Imagine that you owned a bakery and someone wrote you a letter asking for $100,000 because they said they owned a patent that your ovens violated. If you didn’t pay, they might say, you’ll be sued for significantly more and have your business shut down. What would you do?

Sound incredible? Well these kinds of lawsuits may be on the verge of exploding in the software industry.

How would it work? Well, imagine that someone filed for a patent on some area of XML parsing - or on some enhancement to web server software that later got incorporated into Apache. Or maybe they held a patent on some underlying technology incorporated in Linux.

These people could then ‘pull an SCO’, but potentially with a stronger case (some might say, with a *real* case when you consider what the SCO case is built on).

Worse, they could go after the open source developers themselves and potentially take their homes and savings (if they have any).

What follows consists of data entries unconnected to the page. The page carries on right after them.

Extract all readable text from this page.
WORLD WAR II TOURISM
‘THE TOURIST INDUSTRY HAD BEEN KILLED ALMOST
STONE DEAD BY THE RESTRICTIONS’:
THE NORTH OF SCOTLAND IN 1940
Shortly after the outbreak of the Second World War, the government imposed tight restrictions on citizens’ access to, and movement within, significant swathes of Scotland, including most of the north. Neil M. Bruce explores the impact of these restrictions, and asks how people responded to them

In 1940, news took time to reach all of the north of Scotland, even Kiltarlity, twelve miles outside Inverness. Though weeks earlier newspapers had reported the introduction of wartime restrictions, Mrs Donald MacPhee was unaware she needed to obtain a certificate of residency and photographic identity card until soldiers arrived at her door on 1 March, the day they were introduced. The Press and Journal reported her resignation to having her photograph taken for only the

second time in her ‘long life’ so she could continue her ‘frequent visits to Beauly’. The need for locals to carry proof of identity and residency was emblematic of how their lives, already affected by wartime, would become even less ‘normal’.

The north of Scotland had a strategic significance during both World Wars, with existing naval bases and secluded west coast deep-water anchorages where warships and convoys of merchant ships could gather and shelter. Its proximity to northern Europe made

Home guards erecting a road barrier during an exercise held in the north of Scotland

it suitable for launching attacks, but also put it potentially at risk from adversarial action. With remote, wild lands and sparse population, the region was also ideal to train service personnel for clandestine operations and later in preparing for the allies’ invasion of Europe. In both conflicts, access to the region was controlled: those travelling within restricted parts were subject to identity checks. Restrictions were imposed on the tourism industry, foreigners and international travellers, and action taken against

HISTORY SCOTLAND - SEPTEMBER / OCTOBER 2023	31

One of the best defenses against patent infringement is the establishment of what’s called “Prior Art”, or a demonstration that the patent the person holds is invalid because they tried to patent something that others had already done. In other words, Prior Art can render a patent invalid.

So how is Prior Art shown? Well, when you have a suit filed against you, you go out and try to determine what specifically the patent you’re being sued under is about, then you try to find examples where software was available prior to the the patent filing that already implemented the technology that the patent covers.

If you can show Prior Art, then you’re protected because the patent is the shown to be invalid.

Now, I’m not a lawyer and I may be misrepresenting some of the nuances of the process, but essentially that’s how I understand it. Establishment of Prior Art is a critical strategy when defending yourself against patent lawsuits.

So here’s my question: Why wait until the lawsuits strt flying for us (the open source community) to begin collecting Prior Art evidence? Why not begin now? Maybe more importantly, why haven’t we already begun?

For example, someone in the open source community likely can determine when the first ‘journaled file system’ woas deployed in an open source project. A lot of that information is available in the old cvs trees of existing or dead open source projects.

Then if anyone ever filed a patent lawsuit on a journalled file system patent, we’d already have the information we need to etablish Pior Art in that case (if it were available).

There would be a huge benefit to the community if this were done. For example:

  • It would save open source projects potentially many thousands of dollars in doing this research on their own if they were sued for patent infringement.
  • It would avoid lawsuits being filed if this information were made publically available and patent holders could see that Prior Art had been found that preceeded the patents they held. If they knew they would lose, they wouldn’t file suit.
  • If would make it much easier for open source projects to ensure they weren’t violating patents. If there were place they could go to research what Prior Art exited in the specific area they were writing software for, then it would help them avoid infringing patents to begin with.

This kind of resource would go a long way toward helping the open source community minimize its patent lawsuit exposure.

And we need to get started. A lot of the ‘Pior Art’ may exist in the source trees of projects that are currently no longer in use. These old source trees — and the innovative algorithms they contain — may eventually be needed to establish Prior Art and protect an open source developer in the future. If they are lost or deleted, we may lose the Prior Art they can establish forever.

So, what would a ‘Prior Art Project’ contain? I believe it would contain an encyclopedia (wiki?) of algorithms sorted and retrievable in different ways. We need people who are familiar with old projects and old innovations to come forward and tell us of early and historical examples of particular algorithms for data communications, file management, I/O management, etc.

It might even be of use to identify all software patents in existence and build teams of people with the specific charge to invalidate them all by establishing specific Prior Art for each of them. At least then we’d know which of these patents were truly valid.

You see — the Patent Office doesn’t do a great job (putting it mildly here) of researching Prior Art in software patents. Their attitude is ‘let the courts sort it out’.

Letting the courts sort it out gives the upper hand to patent holders that have legal staffs and deep pockets. It puts the open source community at an extreme advantage because most of us can’t afford the million or so dollars it may cost to defend a patent lawsuit.

So why can’t we take things into our own hands? Why can’t we control our own destiny on this issue? If we as a community can find a way to organize this information in a usable way, then it may be our best defense once the lawsuits start flying.

The information is there — it’s just spread across the minds and old cvs trees of the developers who originally crafted these innovations. Why should we let corporations holding patents get credit for this work? Let’s find a way to organize the information for our own protection before some critical pieces of it are lost forever.